Doe de denktest voor 14 oktober - Lander Wantens, Groen Aalst
Lander Wantens is lid van Groen en trekt de lijst voor Groen..voor de gemeenteraad te Aalst.
Hoe bent u tot uw huidig politiek engagement gekomen?
Een verontwaardiging, dat er zo weinig gedaan wordt voor milieu en klimaat.
Ik wil hier zelf iets aan veranderen ipv aan de zijlijn te roepen neem ik de handschoen op om in de politiek te gaan en beter te doen dan het huidig beleid.
Wat moet er volgens u gebeuren inzake de volgende thema’s?
Woningproblematiek
Groen wil op niveau van de stad kwaliteitscoaches inzetten om er maximaal voor te zorgen
dat sociale woningen worden aangeboden aan een correcte prijs en dat de
kwaliteitsnormen worden gerealiseerd. Burgers moeten met vragen over de kwaliteit van
hun huurwoning terecht kunnen bij hen.
- De stad moet een project ontwikkelen dat erop gericht is de leegstand maximaal te
beperken, niet in het minst boven winkels. Hiertoe kan een taskforce worden opgericht
i.s.m. alle actoren.
- Groen is voorstander van een sociaal verhuurkantoor in Aalst in de schoot van de Dienst
Wonen. Dat moet ervoor zorgen het aantal sociale verhuurwoningen op 5 jaar verdubbelt.
leefmilieu
Meer groen omdat het gezond is en gelukkig maakt.
a. De stad Aalst trekt steeds meer mensen aan. We moeten ervoor zorgen dat onze
stad voor iedereen leefbaar en aantrekkelijk is en kan blijven. Natuur en groen
spelen daar een essentiële rol in. Meer natuur heeft een positief effect op onze
fysieke en mentale gezondheid. Zo is wetenschappelijk bewezen dat mensen
gelukkiger worden wanneer ze in een groene buurt leven. Daarom willen we
aantrekkelijk groen op wandelafstand voor elke Aalstenaar, zowel in het centrum
als in de deelgemeenten. Mensen kunnen er elkaar ontmoeten, kinderen kunnen
er uitwaaien en ravotten, ouderen kunnen er een frisse neus halen, ... Bovendien
dragen we op die manier bij tot de biodiversiteit; de rijkdom van planten en
dieren.
b. Bomen en groen zorgen voor gezondere lucht in onze omgeving. Zo kan groen
langs drukke wegen, mits een correcte inplanting, fijn stof capteren en de
luchtkwaliteit voor de omliggende woonwijken aanzienlijk verbeteren. De
aanwezigheid van voldoende groen en water zorgen bovendien voor afkoeling. Ze
zijn een betere keuze dan airco’s en ventilatoren. Door de keuze voor groen in
plaats van beton zetten we ook in op betere infiltratie van regenwater en
verminderen we de kans op wateroverlast. Water moet opnieuw een prominente
plaats krijgen in de stad. Het zorgt ook voor heel wat sfeer en gezelligheid.

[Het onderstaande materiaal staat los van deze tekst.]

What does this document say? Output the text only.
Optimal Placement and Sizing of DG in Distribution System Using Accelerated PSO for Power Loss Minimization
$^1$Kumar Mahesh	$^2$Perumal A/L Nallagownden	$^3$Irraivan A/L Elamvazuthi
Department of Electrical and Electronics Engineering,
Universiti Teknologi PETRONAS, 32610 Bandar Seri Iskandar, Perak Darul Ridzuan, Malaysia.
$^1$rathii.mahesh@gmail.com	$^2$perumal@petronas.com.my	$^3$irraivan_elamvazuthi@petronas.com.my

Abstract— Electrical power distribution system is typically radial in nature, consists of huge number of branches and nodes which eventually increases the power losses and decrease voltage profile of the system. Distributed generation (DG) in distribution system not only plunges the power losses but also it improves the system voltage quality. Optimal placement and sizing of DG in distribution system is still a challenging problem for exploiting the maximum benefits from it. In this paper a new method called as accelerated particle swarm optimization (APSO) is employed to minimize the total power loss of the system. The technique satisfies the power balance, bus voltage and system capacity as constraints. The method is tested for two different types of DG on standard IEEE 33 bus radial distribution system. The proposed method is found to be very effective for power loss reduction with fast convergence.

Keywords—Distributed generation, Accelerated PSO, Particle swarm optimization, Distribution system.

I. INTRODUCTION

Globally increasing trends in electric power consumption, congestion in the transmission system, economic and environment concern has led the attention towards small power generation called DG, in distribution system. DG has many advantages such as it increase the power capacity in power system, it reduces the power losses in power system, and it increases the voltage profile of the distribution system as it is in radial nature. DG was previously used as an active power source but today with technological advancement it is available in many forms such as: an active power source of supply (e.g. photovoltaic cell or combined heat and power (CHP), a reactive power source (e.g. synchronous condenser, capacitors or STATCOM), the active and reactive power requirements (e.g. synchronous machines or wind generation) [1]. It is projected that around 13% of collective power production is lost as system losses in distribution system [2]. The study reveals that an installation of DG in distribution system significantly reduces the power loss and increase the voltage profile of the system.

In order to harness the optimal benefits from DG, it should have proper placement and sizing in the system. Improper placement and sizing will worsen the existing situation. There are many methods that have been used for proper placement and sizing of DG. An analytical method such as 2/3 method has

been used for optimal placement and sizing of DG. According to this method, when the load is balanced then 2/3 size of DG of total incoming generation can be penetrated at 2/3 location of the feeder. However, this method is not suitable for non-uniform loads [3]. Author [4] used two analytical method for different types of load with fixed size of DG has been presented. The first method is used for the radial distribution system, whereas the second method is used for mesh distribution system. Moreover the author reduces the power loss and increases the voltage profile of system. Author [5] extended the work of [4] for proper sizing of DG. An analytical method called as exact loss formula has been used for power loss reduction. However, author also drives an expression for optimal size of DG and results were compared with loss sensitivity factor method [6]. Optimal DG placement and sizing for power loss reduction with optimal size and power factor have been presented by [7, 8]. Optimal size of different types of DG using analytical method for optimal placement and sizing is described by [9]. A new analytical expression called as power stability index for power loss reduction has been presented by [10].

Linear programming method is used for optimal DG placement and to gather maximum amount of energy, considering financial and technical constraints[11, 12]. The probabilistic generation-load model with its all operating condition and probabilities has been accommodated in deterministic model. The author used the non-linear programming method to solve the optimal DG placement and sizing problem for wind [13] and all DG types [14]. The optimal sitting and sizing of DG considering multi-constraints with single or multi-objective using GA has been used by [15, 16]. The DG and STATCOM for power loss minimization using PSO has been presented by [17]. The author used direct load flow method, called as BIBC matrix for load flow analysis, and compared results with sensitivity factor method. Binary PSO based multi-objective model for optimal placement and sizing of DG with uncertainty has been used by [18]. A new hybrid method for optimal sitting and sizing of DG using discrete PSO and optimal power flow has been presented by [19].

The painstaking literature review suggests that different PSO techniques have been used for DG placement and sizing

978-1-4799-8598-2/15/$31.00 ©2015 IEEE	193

c. Vele bomen samen maken een bos en bossen zijn broodnodig. Het zijn unieke
biotopen die dus verschillende functies vervullen. We moeten – daar waar
mogelijk – bomen, bossen, parken, volks-, geveltuintjes, e.a. uitbreiden zodat alle
Aalstenaars ten volle kunnen genieten van de voordelen ervan. Privégroen kan
mits goede afspraken ter beschikking worden gesteld van omwonenden.
d. Trage wegen zijn paden of wegen die bestemd zijn voor niet-gemotoriseerd
verkeer. Wandelaars, fietsers en ruiters zijn de belangrijkste gebruikers. Je vindt
ze overal: op het platteland, in een dorpskern of verkaveling, zelfs in de stad.
Verhard of onverhard, breed of smal: een trage weg kan alle vormen
aannemen. Ons land ligt bezaaid met trage wegen. Samen vormen al die
veldwegen, kerkwegels, jaagpaden, vroegere treinbeddingen, holle wegen,
bospaden en doorsteekjes een dicht netwerk waar zachte weggebruikers graag
fietsen en wandelen. In plaats van de slechte praktijk van trage wegen te laten
verdwijnen wil Groen net inzetten op het vervolledigen (en creëren) van een
netwerk van trage wegen en zo bv. een veilig alternatief traject bieden voor
schoolgaande kinderen. Om nog te zwijgen over de ecologische en recreatieve
waarde ervan.
3. We gebruiken niet meer energie dan nodig.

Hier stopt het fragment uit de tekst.